Acidic soils cover about 30% of the world’s land. Liming is a management practice applied worldwide to reduce the negative effects of acidification on soil fertility and plant growth. Liming also affects the biotic and abiotic soil properties controlling the production and consumption of the greenhouse gases (GHGs) carbon dioxide (CO₂), nitrous oxide (N₂O) and methane (CH₄). Although our understanding of how liming regulates net GHG emissions is increasing, the impact of liming on soil biological drivers of GHG emissions has not been quantitatively synthesized. Here we conducted a global meta-analysis using 1474 paired observations from 124 studies to explore the responses of GHG emissions to liming, with a focus on soil biological factors. We show that the N₂O mitigation capacity of liming could be linked to (i) increases in bacterial abundance of N₂O reductase genes (NosZ) and decreases in fungi:bacteria ratio, both contributing to a lower N₂O:N₂ product ratio of denitrification; and (ii) reductions in soil mineral nitrogen (N) via stimulation of plant N uptake. The limited evidence available indicates that liming reduced CH₄ emissions and the abundance of methanogens, but it had no effect on CH₄ uptake and abundance of methanotrophs. Liming-induced increases in soil CO₂ emissions can be explained by higher heterotrophic and/or autotrophic respiration. The strong coupling between liming effects on GHG emissions and on soil microbial communities involved in GHG production and consumption can be used to identify strategies to reduce GHGs in response to liming, and to improve process-based models for better predictions of soil GHG emissions.

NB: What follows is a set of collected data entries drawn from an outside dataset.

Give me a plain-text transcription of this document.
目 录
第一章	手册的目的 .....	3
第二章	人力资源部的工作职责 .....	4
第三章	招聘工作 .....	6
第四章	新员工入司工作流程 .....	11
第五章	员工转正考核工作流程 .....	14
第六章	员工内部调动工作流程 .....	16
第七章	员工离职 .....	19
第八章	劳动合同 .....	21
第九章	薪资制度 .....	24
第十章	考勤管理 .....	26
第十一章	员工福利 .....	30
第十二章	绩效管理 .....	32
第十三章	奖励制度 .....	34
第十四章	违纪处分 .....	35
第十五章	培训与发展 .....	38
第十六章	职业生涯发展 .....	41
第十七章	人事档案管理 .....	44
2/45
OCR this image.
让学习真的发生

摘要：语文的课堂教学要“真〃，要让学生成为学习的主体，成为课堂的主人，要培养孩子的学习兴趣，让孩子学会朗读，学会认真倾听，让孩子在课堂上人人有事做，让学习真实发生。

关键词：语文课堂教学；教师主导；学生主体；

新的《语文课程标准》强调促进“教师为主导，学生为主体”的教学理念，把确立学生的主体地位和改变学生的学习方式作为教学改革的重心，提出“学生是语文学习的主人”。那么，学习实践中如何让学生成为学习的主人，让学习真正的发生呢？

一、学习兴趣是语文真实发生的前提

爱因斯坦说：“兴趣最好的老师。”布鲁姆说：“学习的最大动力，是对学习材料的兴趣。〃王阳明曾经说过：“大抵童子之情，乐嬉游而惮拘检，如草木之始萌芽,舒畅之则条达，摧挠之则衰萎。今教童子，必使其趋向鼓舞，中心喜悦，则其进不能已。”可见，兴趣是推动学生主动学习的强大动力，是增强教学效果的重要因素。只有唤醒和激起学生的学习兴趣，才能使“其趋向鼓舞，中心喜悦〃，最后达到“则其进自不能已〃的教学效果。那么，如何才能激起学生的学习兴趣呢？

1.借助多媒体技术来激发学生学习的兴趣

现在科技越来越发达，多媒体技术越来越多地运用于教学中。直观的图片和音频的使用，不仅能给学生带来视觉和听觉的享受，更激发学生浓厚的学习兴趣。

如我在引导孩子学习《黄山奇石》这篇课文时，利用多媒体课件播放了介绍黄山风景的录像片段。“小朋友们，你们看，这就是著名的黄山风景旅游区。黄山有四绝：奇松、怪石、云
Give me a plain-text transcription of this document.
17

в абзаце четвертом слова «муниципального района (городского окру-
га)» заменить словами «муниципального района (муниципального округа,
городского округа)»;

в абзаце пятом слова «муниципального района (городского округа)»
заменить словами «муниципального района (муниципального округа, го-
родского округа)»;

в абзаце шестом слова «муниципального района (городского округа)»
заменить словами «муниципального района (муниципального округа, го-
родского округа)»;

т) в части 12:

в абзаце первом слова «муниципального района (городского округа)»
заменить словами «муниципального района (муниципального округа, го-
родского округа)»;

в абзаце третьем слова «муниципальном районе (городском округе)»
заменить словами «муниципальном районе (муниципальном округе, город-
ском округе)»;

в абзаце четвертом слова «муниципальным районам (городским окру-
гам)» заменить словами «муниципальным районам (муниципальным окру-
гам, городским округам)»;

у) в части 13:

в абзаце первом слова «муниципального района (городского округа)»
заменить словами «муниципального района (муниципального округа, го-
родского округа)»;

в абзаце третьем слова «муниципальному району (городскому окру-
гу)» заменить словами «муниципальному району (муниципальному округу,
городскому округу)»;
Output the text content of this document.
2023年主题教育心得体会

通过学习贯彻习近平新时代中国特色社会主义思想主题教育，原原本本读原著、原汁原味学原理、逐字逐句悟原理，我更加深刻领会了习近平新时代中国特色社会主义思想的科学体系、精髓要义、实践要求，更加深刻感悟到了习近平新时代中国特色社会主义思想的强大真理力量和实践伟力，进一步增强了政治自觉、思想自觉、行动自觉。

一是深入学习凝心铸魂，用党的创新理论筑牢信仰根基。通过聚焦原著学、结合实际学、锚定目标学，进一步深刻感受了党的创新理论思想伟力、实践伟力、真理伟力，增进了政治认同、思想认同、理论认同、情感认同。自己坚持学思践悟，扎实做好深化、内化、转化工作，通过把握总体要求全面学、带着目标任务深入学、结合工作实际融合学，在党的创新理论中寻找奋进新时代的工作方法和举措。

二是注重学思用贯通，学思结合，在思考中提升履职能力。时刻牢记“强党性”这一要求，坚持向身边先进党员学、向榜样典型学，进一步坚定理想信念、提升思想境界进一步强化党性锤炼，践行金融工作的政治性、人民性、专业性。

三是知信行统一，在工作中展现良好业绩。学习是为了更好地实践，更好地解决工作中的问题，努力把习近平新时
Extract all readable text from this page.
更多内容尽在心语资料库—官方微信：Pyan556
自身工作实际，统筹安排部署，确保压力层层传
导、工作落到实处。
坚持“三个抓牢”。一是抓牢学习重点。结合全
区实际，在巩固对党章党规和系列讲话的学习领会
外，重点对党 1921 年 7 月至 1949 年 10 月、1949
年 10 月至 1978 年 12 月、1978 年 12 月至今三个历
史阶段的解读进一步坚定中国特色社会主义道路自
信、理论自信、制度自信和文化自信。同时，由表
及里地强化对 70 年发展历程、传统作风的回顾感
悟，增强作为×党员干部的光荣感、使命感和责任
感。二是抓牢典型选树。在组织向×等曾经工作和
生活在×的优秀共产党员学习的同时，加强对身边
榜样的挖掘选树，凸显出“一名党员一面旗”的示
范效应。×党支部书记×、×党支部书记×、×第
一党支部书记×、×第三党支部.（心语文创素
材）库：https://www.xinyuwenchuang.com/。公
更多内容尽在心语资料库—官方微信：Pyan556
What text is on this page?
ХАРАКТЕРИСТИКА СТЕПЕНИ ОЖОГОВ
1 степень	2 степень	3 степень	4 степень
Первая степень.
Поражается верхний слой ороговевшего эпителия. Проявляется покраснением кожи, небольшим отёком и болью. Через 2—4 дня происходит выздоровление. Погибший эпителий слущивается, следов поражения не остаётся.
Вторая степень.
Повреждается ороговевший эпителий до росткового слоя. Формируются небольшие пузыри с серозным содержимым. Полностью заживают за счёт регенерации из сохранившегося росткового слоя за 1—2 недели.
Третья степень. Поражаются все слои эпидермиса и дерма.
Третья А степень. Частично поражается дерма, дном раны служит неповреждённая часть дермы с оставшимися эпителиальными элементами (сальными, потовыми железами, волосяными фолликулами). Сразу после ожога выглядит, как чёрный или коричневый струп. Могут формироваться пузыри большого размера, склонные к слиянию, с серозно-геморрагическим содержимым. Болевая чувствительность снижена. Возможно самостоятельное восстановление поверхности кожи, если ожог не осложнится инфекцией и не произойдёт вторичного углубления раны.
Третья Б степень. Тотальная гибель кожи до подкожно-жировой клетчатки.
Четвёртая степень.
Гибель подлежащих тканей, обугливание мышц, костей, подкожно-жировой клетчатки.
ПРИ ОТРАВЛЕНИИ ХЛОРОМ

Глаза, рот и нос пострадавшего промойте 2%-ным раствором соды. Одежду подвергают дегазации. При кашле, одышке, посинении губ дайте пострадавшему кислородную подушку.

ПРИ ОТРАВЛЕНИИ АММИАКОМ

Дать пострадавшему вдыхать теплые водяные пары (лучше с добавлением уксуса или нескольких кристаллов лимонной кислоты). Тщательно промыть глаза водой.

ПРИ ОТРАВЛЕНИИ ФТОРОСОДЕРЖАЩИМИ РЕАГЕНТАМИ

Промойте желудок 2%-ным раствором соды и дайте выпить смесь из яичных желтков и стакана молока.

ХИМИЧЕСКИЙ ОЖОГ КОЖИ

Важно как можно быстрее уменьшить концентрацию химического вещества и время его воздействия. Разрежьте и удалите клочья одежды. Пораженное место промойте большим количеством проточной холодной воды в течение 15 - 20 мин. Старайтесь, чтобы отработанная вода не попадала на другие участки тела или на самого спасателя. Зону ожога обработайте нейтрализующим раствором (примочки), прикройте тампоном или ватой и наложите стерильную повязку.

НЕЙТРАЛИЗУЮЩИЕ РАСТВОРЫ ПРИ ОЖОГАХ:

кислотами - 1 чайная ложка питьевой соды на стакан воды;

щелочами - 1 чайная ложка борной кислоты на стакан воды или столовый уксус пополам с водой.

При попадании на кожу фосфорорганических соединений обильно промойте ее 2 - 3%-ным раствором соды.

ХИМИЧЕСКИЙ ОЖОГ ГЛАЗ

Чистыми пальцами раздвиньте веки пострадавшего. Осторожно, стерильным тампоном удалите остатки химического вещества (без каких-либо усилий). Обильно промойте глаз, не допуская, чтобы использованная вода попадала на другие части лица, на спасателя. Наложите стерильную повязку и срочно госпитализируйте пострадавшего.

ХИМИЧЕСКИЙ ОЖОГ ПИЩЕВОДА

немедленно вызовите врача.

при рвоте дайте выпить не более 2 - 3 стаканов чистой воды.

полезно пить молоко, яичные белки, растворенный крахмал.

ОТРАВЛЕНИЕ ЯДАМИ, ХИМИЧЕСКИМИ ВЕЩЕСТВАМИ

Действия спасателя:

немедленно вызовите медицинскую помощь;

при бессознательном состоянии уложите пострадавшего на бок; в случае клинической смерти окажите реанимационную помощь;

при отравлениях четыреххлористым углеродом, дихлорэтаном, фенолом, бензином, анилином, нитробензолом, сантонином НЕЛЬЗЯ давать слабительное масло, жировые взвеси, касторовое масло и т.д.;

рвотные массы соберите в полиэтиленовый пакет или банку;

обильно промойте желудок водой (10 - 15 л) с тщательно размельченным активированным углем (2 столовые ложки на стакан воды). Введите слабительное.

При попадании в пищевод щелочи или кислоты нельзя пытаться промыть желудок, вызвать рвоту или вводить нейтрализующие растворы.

酸性土壤覆盖了全球约 30% 的土地。石灰是一种在世界范围内应用的管理实践，用于减少酸化对土壤肥力和植物生长的负面影响。石灰还影响生物和非生物土壤特性，控制温室气体 (GHG) 二氧化碳 (CO ₂ )、一氧化二氮 (N ₂ O) 和甲烷 (CH ₄ ) 的产生和消耗。尽管我们对石灰如何调节温室气体净排放的了解正在增加，但石灰对温室气体排放的土壤生物驱动因素的影响尚未定量综合。在这里，我们使用来自 124 项研究的 1474 对观察结果进行了一项全球荟萃分析，以探索温室气体排放对石灰的反应，重点是土壤生物因素。我们证明了 N_石灰的2 O 缓解能力可能与 (i) N ₂ O 还原酶基因 ( NosZ ) 细菌丰度的增加和真菌：细菌比率的降低有关，这两者都有助于降低反硝化的 N ₂ O:N ₂产物比率；(ii) 通过刺激植物吸收氮来减少土壤矿物氮 (N)。现有的有限证据表明，石灰减少了 CH ₄排放和产甲烷菌的丰度，但对 CH ₄的吸收和甲烷氧化菌的丰度没有影响。石灰引起的土壤 CO _2增加排放可以通过更高的异养和/或自养呼吸来解释。石灰对温室气体排放的影响以及对参与温室气体生产和消费的土壤微生物群落之间的强耦合可用于确定减少温室气体以响应石灰的策略，并改进基于过程的模型以更好地预测土壤温室气体排放。